- Born: 22 February 1874 Bantwal
- Died: 1937 (aged 62–63)
- Occupations: Headmaster, Author
- Writing career
- Period: 1874–1937
- Genres: Folklore, Poetry, Translation
- Movement: Navodaya

= Panje Mangesh Rao =

Indian writer and poet (1874–1937)

Panje Mangesh Rao (1874–1937) was an Indian writer and poet who wrote short stories, essays, poems and children's rhymes in Kannada. He is known as 'kavishishya'. He wrote Huthariya haadu, Naagara haave, Koti chennaya, Gudugudu Gummata Devaru, Maathaado raamappa.

==Life==
Mangesh Rao's ancestors hailed from Panje, now in Dakshina Kannada. He was born on 22 February 1874 to Ramappayya and Seethamma, Chitrapur Saraswat Konkani Brahmins, and had six siblings. After finishing primary schooling, in Bantwal, he had to go to Mangalore to study in high school. His proficiency in Kannada brought him a Kannada translator's job, on a monthly salary of twenty rupees, even before he completed graduation. He married Girijabai and had six children. They took active interest in his literary pursuits and his love of music. Later he completed his B.A. degree and got a teacher's diploma as well. He was also appointed Inspector of schools.
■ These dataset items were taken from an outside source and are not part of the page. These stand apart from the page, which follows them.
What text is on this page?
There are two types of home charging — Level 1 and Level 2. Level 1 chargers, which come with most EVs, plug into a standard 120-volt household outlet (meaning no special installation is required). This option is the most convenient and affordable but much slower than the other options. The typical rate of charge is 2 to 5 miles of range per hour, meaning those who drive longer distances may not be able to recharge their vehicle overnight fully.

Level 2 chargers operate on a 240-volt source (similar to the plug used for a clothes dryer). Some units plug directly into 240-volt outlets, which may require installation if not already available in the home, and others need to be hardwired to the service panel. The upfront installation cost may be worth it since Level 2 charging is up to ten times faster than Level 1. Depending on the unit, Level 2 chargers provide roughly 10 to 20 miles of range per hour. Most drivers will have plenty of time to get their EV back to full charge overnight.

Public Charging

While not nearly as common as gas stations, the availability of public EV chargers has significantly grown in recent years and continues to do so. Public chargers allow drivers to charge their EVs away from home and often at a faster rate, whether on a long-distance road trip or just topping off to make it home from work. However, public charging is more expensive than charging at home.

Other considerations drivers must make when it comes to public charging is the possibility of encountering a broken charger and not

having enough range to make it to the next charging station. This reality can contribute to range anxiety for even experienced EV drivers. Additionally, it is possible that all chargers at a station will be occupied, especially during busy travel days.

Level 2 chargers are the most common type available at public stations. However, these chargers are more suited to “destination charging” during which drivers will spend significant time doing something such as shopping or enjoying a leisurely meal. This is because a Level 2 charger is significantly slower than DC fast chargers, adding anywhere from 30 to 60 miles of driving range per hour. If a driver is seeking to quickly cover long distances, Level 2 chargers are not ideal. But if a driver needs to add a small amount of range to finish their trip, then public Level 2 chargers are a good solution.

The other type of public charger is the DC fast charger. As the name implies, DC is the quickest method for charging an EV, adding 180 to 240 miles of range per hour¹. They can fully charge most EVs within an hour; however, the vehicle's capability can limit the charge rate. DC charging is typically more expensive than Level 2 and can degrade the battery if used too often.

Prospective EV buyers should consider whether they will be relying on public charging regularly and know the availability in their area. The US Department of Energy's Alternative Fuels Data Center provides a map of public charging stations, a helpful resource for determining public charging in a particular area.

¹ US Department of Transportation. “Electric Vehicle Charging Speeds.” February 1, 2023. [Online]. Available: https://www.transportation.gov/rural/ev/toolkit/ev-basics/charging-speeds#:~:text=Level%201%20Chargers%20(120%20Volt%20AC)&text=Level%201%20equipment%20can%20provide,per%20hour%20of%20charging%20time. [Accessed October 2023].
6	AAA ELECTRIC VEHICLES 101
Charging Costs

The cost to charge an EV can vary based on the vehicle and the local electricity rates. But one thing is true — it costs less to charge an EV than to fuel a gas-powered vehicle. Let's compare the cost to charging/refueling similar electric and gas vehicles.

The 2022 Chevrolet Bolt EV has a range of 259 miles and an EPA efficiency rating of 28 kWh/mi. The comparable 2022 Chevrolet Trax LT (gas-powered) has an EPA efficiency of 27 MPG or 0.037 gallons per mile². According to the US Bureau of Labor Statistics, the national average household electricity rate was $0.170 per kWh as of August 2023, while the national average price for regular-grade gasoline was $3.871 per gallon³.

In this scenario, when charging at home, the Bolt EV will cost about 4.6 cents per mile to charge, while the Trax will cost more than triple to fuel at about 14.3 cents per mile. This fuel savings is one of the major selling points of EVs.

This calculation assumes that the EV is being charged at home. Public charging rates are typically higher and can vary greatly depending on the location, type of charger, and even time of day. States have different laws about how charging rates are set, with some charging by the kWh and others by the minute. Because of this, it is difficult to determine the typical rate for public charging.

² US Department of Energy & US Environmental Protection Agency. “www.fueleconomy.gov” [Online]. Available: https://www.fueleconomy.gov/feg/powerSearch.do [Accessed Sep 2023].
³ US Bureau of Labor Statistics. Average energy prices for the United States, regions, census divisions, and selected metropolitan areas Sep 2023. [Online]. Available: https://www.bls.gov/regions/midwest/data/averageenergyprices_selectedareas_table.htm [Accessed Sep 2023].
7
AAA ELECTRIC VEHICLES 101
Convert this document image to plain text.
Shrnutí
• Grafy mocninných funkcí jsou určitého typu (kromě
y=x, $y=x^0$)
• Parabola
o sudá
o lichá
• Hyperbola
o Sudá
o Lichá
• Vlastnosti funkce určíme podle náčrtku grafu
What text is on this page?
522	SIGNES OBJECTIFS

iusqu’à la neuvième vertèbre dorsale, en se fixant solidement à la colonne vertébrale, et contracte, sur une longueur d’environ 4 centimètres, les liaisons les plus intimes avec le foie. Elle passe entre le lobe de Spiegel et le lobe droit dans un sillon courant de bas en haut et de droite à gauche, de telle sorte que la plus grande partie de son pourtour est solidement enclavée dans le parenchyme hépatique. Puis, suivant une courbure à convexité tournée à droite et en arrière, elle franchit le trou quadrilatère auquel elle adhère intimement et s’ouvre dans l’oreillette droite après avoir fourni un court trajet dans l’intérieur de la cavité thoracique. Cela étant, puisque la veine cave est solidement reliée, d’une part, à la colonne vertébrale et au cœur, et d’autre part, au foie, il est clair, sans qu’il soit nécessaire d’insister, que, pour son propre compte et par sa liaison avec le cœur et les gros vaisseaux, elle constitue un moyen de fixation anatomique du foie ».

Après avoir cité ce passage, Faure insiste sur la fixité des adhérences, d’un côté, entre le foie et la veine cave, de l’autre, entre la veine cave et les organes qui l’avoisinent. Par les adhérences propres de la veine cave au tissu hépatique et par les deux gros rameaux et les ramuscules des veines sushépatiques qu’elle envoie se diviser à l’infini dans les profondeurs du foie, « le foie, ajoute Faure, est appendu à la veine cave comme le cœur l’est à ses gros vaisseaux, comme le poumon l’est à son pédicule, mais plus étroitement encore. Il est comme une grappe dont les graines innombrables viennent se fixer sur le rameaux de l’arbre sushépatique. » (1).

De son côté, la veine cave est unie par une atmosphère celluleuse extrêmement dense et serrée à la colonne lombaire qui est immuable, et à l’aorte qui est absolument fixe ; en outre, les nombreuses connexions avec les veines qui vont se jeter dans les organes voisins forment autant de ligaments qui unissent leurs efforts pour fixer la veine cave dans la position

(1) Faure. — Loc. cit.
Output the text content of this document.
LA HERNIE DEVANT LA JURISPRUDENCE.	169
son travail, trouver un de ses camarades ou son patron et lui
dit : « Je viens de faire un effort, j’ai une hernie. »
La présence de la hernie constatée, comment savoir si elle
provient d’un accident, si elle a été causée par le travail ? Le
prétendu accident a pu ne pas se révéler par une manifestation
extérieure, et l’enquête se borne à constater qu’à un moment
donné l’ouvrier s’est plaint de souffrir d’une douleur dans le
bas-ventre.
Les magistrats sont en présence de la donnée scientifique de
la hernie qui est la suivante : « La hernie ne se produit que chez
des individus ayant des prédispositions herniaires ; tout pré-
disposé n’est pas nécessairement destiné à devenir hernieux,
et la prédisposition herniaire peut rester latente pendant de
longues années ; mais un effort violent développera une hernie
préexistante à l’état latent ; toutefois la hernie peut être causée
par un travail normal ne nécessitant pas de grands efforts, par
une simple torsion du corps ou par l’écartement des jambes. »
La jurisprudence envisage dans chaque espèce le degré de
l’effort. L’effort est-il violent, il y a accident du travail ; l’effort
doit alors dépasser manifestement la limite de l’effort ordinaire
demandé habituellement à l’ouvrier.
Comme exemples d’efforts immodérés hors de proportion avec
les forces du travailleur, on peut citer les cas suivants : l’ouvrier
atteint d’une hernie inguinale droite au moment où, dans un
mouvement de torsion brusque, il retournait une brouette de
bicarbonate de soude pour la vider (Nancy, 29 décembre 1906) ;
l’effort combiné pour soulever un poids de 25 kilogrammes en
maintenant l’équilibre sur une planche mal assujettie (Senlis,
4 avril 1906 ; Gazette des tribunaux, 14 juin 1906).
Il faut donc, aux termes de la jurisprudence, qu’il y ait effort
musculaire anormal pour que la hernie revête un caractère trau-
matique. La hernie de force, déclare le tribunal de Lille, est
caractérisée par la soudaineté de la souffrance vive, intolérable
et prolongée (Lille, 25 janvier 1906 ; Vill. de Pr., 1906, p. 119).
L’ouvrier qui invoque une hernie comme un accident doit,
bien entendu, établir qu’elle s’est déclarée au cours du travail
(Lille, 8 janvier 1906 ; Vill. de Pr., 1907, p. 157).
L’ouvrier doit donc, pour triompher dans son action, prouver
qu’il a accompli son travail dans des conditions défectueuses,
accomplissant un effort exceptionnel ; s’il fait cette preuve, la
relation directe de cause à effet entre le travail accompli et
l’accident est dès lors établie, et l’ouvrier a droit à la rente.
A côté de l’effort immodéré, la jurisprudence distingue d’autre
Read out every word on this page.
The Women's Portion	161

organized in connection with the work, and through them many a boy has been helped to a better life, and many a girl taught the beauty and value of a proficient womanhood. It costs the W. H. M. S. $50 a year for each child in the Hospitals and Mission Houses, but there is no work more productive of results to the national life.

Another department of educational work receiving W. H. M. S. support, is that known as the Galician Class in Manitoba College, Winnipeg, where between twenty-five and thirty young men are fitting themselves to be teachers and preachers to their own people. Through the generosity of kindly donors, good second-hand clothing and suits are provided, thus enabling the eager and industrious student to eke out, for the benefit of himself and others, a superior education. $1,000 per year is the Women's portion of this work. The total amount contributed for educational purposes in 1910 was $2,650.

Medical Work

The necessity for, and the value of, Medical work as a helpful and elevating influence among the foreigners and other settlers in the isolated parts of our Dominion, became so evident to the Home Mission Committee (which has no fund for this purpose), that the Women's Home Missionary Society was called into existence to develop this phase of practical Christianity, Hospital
In 1934, he was elected President of All India Kannada Conference held at Raichur, then under the Nizam of Hyderabad's rule. At the age of sixty-three, he died of pneumonia in 1937. Distinguished littérateurs such as Masti Venkatesh Iyengar, Shivaram Karanth and Kuvempu had paid rich tribute in moving terms. His Great Grandson is journalist Shiv Aroor.

==Works==
Mangesh Rao is credited with the creation of Navodaya literature in Kannada. He wrote in both Konkani and Kannada. He had worked on drama, poetry, translations and other branches of literature. Among his most famous compositions are Nagarahave! (Snake) a popular children's rhyme taught in primary schools like Mina Mina minuguva nakshatra(Kannada version of twinke twinkle little star. Huttari Hadu (Harvest Song), another famous composition, praises the Kodava people and their land Kodagu. He also helped popularise the Tulu legend, Koti and Chennayya. Tenkanagaliyata (Ode to southern Wind) is yet another popular composition of Mangesh Rao's.